Schofield visualizó a Gant y a los demás ascendiendo por el túnel de hielo submarino con sus aparatos de respiración mecánicos, mientras
Wendy
nadaba felizmente a su lado sin necesidad de usar ningún equipo.
—¿Cuánto tardarán en recorrerlo? —preguntó Schofield.
—Es difícil de calcular. Hemos ido muy despacio, por cautela. Yo diría que serán otros cinco minutos o así.
—Manténgame informado —dijo Schofield—. Oh, y Zorro, tengan cuidado.
—Entendido, Espantapájaros. Zorro, corto.
La radio se apagó. Schofield contempló el agua del tanque. Seguía teñida de rojo. En ese momento estaba vítrea, en calma.
Algo crujió bajo sus pies.
Se detuvo, bajó la vista a sus botas y se inclinó.
En la plataforma de metal bajo sus pies había algunos trozos rotos de cristal. Cristal blanco, esmerilado.
Schofield frunció el ceño.
Y, entonces, con una brusquedad alarmante, una voz surgió por el intercomunicador de su casco.
—Espantapájaros, aquí Serpiente. Estoy en el nivel B. Acabo de comprobar la habitación de Renshaw. No obtuve respuesta cuando golpeé la puerta así que la eché abajo. Señor, no había nadie dentro. Renshaw se ha escapado. Repito. Renshaw se ha escapado.
Schofield sintió cómo un escalofrío le recorría la espalda.
Renshaw no estaba en su habitación.
Estaba en algún lugar de la estación.
Schofield estaba a punto de moverse, de ponerse en marcha e ir a buscar a los demás cuando escuchó un sonido similar a un leve pinchazo, seguido de un silbido, que atravesó el aire. A continuación se escuchó un golpe sordo y Schofield sintió al instante una sensación abrasadora en la nuca. Horrorizado, se percató de que aquel golpe sordo había sido el sonido de algo al impactar a gran velocidad contra su cuello.

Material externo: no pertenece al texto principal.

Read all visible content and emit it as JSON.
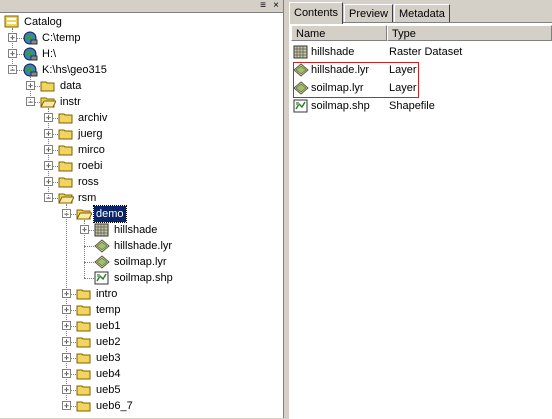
{
  "tabs": [
    {
      "label": "Contents"
    },
    {
      "label": "Preview"
    },
    {
      "label": "Metadata"
    }
  ],
  "columns": {
    "name": "Name",
    "type": "Type"
  },
  "contents": [
    {
      "name": "hillshade",
      "type": "Raster Dataset",
      "icon": "raster-dataset-icon"
    },
    {
      "name": "hillshade.lyr",
      "type": "Layer",
      "icon": "layer-file-icon"
    },
    {
      "name": "soilmap.lyr",
      "type": "Layer",
      "icon": "layer-file-icon"
    },
    {
      "name": "soilmap.shp",
      "type": "Shapefile",
      "icon": "shapefile-icon"
    }
  ],
  "tree": [
    {
      "label": "Catalog",
      "icon": "catalog-icon",
      "depth": 0,
      "toggle": "none"
    },
    {
      "label": "C:\\temp",
      "icon": "folder-connection-icon",
      "depth": 1,
      "toggle": "+"
    },
    {
      "label": "H:\\",
      "icon": "folder-connection-icon",
      "depth": 1,
      "toggle": "+"
    },
    {
      "label": "K:\\hs\\geo315",
      "icon": "folder-connection-icon",
      "depth": 1,
      "toggle": "-"
    },
    {
      "label": "data",
      "icon": "folder-icon",
      "depth": 2,
      "toggle": "+"
    },
    {
      "label": "instr",
      "icon": "folder-open-icon",
      "depth": 2,
      "toggle": "-"
    },
    {
      "label": "archiv",
      "icon": "folder-icon",
      "depth": 3,
      "toggle": "+"
    },
    {
      "label": "juerg",
      "icon": "folder-icon",
      "depth": 3,
      "toggle": "+"
    },
    {
      "label": "mirco",
      "icon": "folder-icon",
      "depth": 3,
      "toggle": "+"
    },
    {
      "label": "roebi",
      "icon": "folder-icon",
      "depth": 3,
      "toggle": "+"
    },
    {
      "label": "ross",
      "icon": "folder-icon",
      "depth": 3,
      "toggle": "+"
    },
    {
      "label": "rsm",
      "icon": "folder-open-icon",
      "depth": 3,
      "toggle": "-"
    },
    {
      "label": "demo",
      "icon": "folder-open-icon",
      "depth": 4,
      "toggle": "-",
      "selected": true
    },
    {
      "label": "hillshade",
      "icon": "raster-dataset-icon",
      "depth": 5,
      "toggle": "+"
    },
    {
      "label": "hillshade.lyr",
      "icon": "layer-file-icon",
      "depth": 5,
      "toggle": "none"
    },
    {
      "label": "soilmap.lyr",
      "icon": "layer-file-icon",
      "depth": 5,
      "toggle": "none"
    },
    {
      "label": "soilmap.shp",
      "icon": "shapefile-icon",
      "depth": 5,
      "toggle": "none"
    },
    {
      "label": "intro",
      "icon": "folder-icon",
      "depth": 4,
      "toggle": "+"
    },
    {
      "label": "temp",
      "icon": "folder-icon",
      "depth": 4,
      "toggle": "+"
    },
    {
      "label": "ueb1",
      "icon": "folder-icon",
      "depth": 4,
      "toggle": "+"
    },
    {
      "label": "ueb2",
      "icon": "folder-icon",
      "depth": 4,
      "toggle": "+"
    },
    {
      "label": "ueb3",
      "icon": "folder-icon",
      "depth": 4,
      "toggle": "+"
    },
    {
      "label": "ueb4",
      "icon": "folder-icon",
      "depth": 4,
      "toggle": "+"
    },
    {
      "label": "ueb5",
      "icon": "folder-icon",
      "depth": 4,
      "toggle": "+"
    },
    {
      "label": "ueb6_7",
      "icon": "folder-icon",
      "depth": 4,
      "toggle": "+"
    }
  ],
  "colors": {
    "selection": "#0a246a",
    "highlight_box": "#cc2222",
    "folder": "#f2d55f"
  }
}
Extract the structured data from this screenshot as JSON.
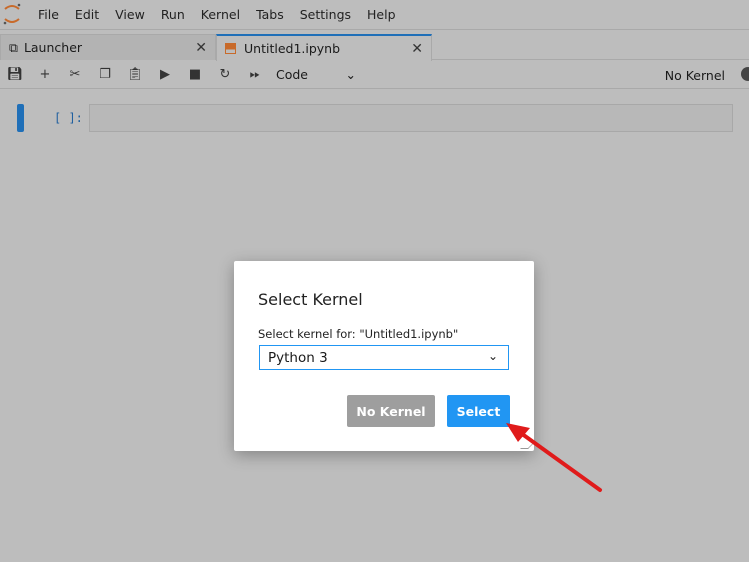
{
  "menubar": {
    "items": [
      "File",
      "Edit",
      "View",
      "Run",
      "Kernel",
      "Tabs",
      "Settings",
      "Help"
    ]
  },
  "tabs": [
    {
      "label": "Launcher",
      "icon": "launcher-icon"
    },
    {
      "label": "Untitled1.ipynb",
      "icon": "notebook-icon",
      "active": true
    }
  ],
  "toolbar": {
    "icons": [
      "save-icon",
      "plus-icon",
      "cut-icon",
      "copy-icon",
      "paste-icon",
      "run-icon",
      "stop-icon",
      "restart-icon",
      "fast-forward-icon"
    ],
    "cell_type": "Code",
    "kernel_status": "No Kernel"
  },
  "cell": {
    "prompt": "[ ]:"
  },
  "dialog": {
    "title": "Select Kernel",
    "label": "Select kernel for: \"Untitled1.ipynb\"",
    "selected": "Python 3",
    "no_kernel": "No Kernel",
    "select": "Select"
  },
  "colors": {
    "accent": "#2196f3",
    "arrow": "#e01b1b",
    "logo": "#f37726"
  }
}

A Schofield le fallaron las rodillas. Comenzó a sentirse muy débil de repente.
Se llevó la mano al cuello y a continuación la miró.
Su mano estaba llena de sangre.
La oscuridad comenzó a envolverle lentamente y Schofield cayó al suelo de rodillas. El mundo a su alrededor se tornó negro y cuando su mejilla se golpeó contra el gélido acero de la plataforma le sobrevino un pensamiento aterrador.
Acababan de dispararle en la garganta.
Y, de repente, aquel pensamiento se desvaneció y todo se volvió completamente negro.
El corazón de Schofield…
… había dejado de latir.
16 de junio, 15.10 horas
Libby Gant ascendió por el inclinado túnel de hielo bajo las aguas.
Había mucha tranquilidad allí, pensó. Mucha paz. Todo su campo de visión estaba teñido de azul claro.
Mientras nadaba, Gant no oía otra cosa que el silbido rítmico de su equipo de respiración de baja audibilidad. No había otros sonidos, ni silbidos, ni cantos de ballenas… Nada.
Gant miró a través de la máscara de buceo, que le cubría todo el rostro. Las paredes de hielo del túnel relucían en un níveo blanco. Los otros buzos (Montana,
Santa
Cruz y la científica, Sarah Hensleigh) nadaban junto a ella en silencio.